Fangraphs - How (Not) to Set Up a Fastball (http://www.fangraphs.com/blogs/how-not-to-set-up-a-fastball/)
I have a couple of quibbles and some questions about this article (plus I wanted to post it since I thought it was interesting).
Quibbles
Starting graphs away from zero is something that I don't think should be done without a very good reason, I'm not sure there's justification here and so the disparities presented seem much larger than perhaps is appropriate.
Not presenting the number of observations for each preceding pitch type was probably a clutter/brevity decision but without them it makes it difficult to even quickly ballpark whether or not the differences between the preceding pitch types are statistically different from zero.
Questions
The bolded text - simply pretending that these effects don't exist doesn't mean that they don't in fact matter. I understand that it may seem like they don't matter when answering the question, "Is there evidence that there exists an optimal pitch preceding a four-seam fastball?" but it seems like there could be significant interaction effects between those components and the selection of preceding pitch, no?

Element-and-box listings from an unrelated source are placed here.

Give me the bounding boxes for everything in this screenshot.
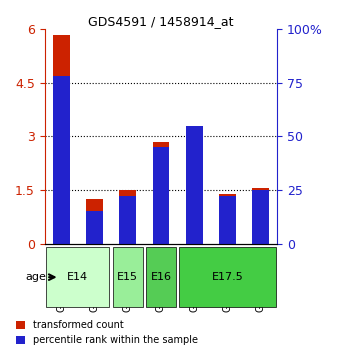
FancyBboxPatch shape [46,247,110,307]
Bar [53,76,70,244]
Text: E15: E15 [117,272,138,282]
Bar [153,147,169,244]
Bar [153,142,169,244]
Text: E16: E16 [150,272,171,282]
Bar [252,188,269,244]
Bar [219,194,236,244]
Bar [186,126,202,244]
Text: age: age [25,272,46,282]
Title: GDS4591 / 1458914_at: GDS4591 / 1458914_at [88,15,234,28]
Bar [252,190,269,244]
Bar [186,145,202,244]
Bar [86,211,103,244]
Legend: transformed count, percentile rank within the sample: transformed count, percentile rank withi… [11,316,202,349]
Bar [119,196,136,244]
Bar [86,199,103,244]
Text: E14: E14 [67,272,89,282]
FancyBboxPatch shape [146,247,176,307]
Bar [53,35,70,244]
Text: E17.5: E17.5 [212,272,243,282]
Bar [119,190,136,244]
Bar [219,196,236,244]
FancyBboxPatch shape [179,247,276,307]
FancyBboxPatch shape [113,247,143,307]
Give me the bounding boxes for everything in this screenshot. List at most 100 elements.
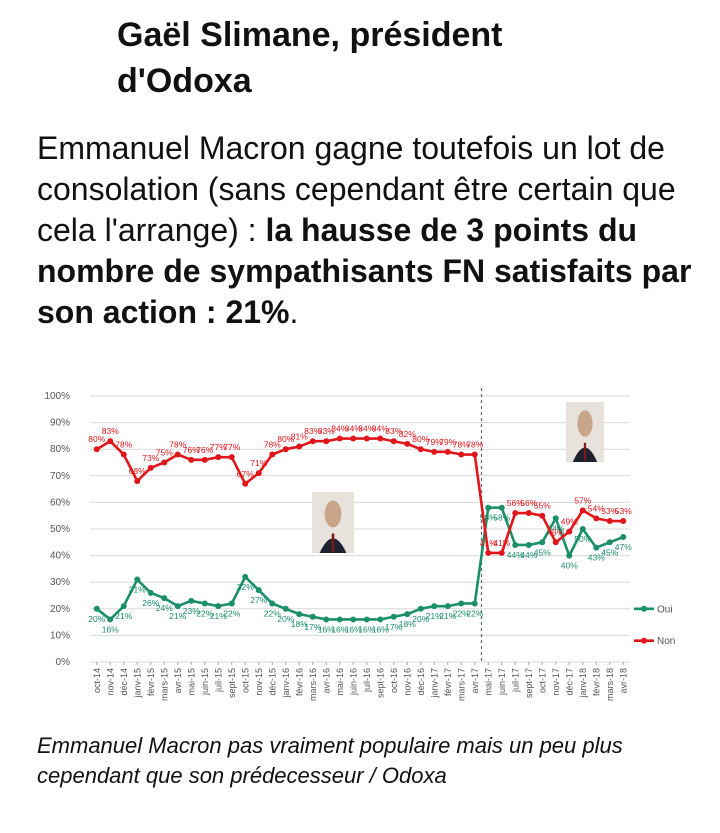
series-line-non bbox=[96, 437, 624, 555]
data-label-non: 49% bbox=[561, 517, 578, 527]
x-tick-label: sept-16 bbox=[375, 668, 385, 698]
data-label-non: 76% bbox=[183, 445, 200, 455]
data-point-oui bbox=[417, 605, 424, 612]
data-label-non: 78% bbox=[169, 440, 186, 450]
data-point-oui bbox=[255, 587, 262, 594]
data-point-oui bbox=[323, 616, 330, 623]
x-tick-label: sept-15 bbox=[227, 668, 237, 698]
chart-svg: 0%10%20%30%40%50%60%70%80%90%100%oct-14 n… bbox=[44, 388, 675, 701]
data-label-non: 41% bbox=[480, 538, 497, 548]
data-point-non bbox=[188, 456, 195, 463]
data-point-oui bbox=[120, 603, 127, 610]
data-label-non: 83% bbox=[102, 426, 119, 436]
intro-highlight: la hausse de 3 points du nombre de sympa… bbox=[37, 212, 692, 330]
data-label-oui: 23% bbox=[183, 606, 200, 616]
data-point-non bbox=[471, 451, 478, 458]
data-point-oui bbox=[606, 539, 613, 546]
x-tick-label: déc-14 bbox=[119, 668, 129, 696]
x-tick-label: avr-15 bbox=[173, 668, 183, 694]
data-label-oui: 21% bbox=[169, 611, 186, 621]
data-point-non bbox=[255, 470, 262, 477]
data-label-non: 56% bbox=[507, 498, 524, 508]
president-macron-photo-face bbox=[577, 410, 593, 437]
y-tick-label: 30% bbox=[50, 577, 70, 588]
data-point-non bbox=[458, 451, 465, 458]
x-tick-label: févr-16 bbox=[294, 668, 304, 696]
data-point-non bbox=[377, 435, 384, 442]
x-tick-label: janv-17 bbox=[429, 668, 439, 699]
x-tick-label: juin-15 bbox=[200, 668, 210, 696]
data-label-oui: 32% bbox=[237, 582, 254, 592]
data-point-non bbox=[539, 512, 546, 519]
data-point-oui bbox=[539, 539, 546, 546]
x-tick-label: oct-15 bbox=[240, 668, 250, 693]
y-tick-label: 100% bbox=[44, 391, 70, 402]
x-tick-label: nov-15 bbox=[254, 668, 264, 696]
data-point-non bbox=[269, 451, 276, 458]
data-point-oui bbox=[390, 613, 397, 620]
legend-marker-non bbox=[641, 637, 647, 644]
data-point-non bbox=[215, 454, 222, 461]
data-label-non: 45% bbox=[547, 527, 564, 537]
data-point-oui bbox=[566, 552, 573, 559]
data-label-oui: 16% bbox=[345, 624, 362, 634]
data-label-oui: 22% bbox=[466, 608, 483, 618]
x-tick-label: avr-17 bbox=[470, 668, 480, 694]
data-label-oui: 22% bbox=[453, 608, 470, 618]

There doesn't appear to be any explicitly stated sample restrictions. I don't really know the answer to this but how much does it matter that we're including non-starters (specifically, closers)? I know that they pitch fewer innings but intuitively sequencing matters less for a guy like Sanchez (or perhaps Osuna would be a better example?) than it does for a guy like Greinke, right? I mean I understand that imposing certain types of restrictions will introduce attrition bias but not making those restrictions could also be problematic.
There's a fundamental assumption imposed or if not "imposed" then underlying the analysis - that fastballs are the pitch being primed, not the priming pitch. Is this a reasonable starting point? For example, in this article (http://www.fangraphs.com/blogs/marco-estrada-has-maybe-the-changiest-changeup/) talking about Estrada's changeup it seems that the ordering is fastball then changeup.
Additionally, in the comments section MGL (I assume the real MGL?) wrote:
Wouldn't this only be the case with perfect information? Does anyone have any links or anything about this particular point?
EDIT: Found more pitch sequencing stuff where MGL makes an appearance:
http://www.hardballtimes.com/defining-the-pitch-sequencing-question/
http://mglbaseball.com/2013/10/08/do-ex-pitchers-understand-how-to-pitch/
And here's a few other links on it for those interested in reading more:
http://cheaptalk.org/2011/10/19/serial-correlation-in-baseball-pitch-sequences/
http://www.baseballprospectus.com/article.php?articleid=11585
http://www.galvanize.com/blog/the-data-science-behind-baseball-pitching-strategy/#.VnpgjJMrKRs
http://fivethirtyeight.com/features/game-theory-says-r-a-dickey-should-throw-more-knuckleballs/
EDIT 2: On further thought I understand MGL's comment abut equal value, it is a direct result of the equilibrium. Just had a brain fart.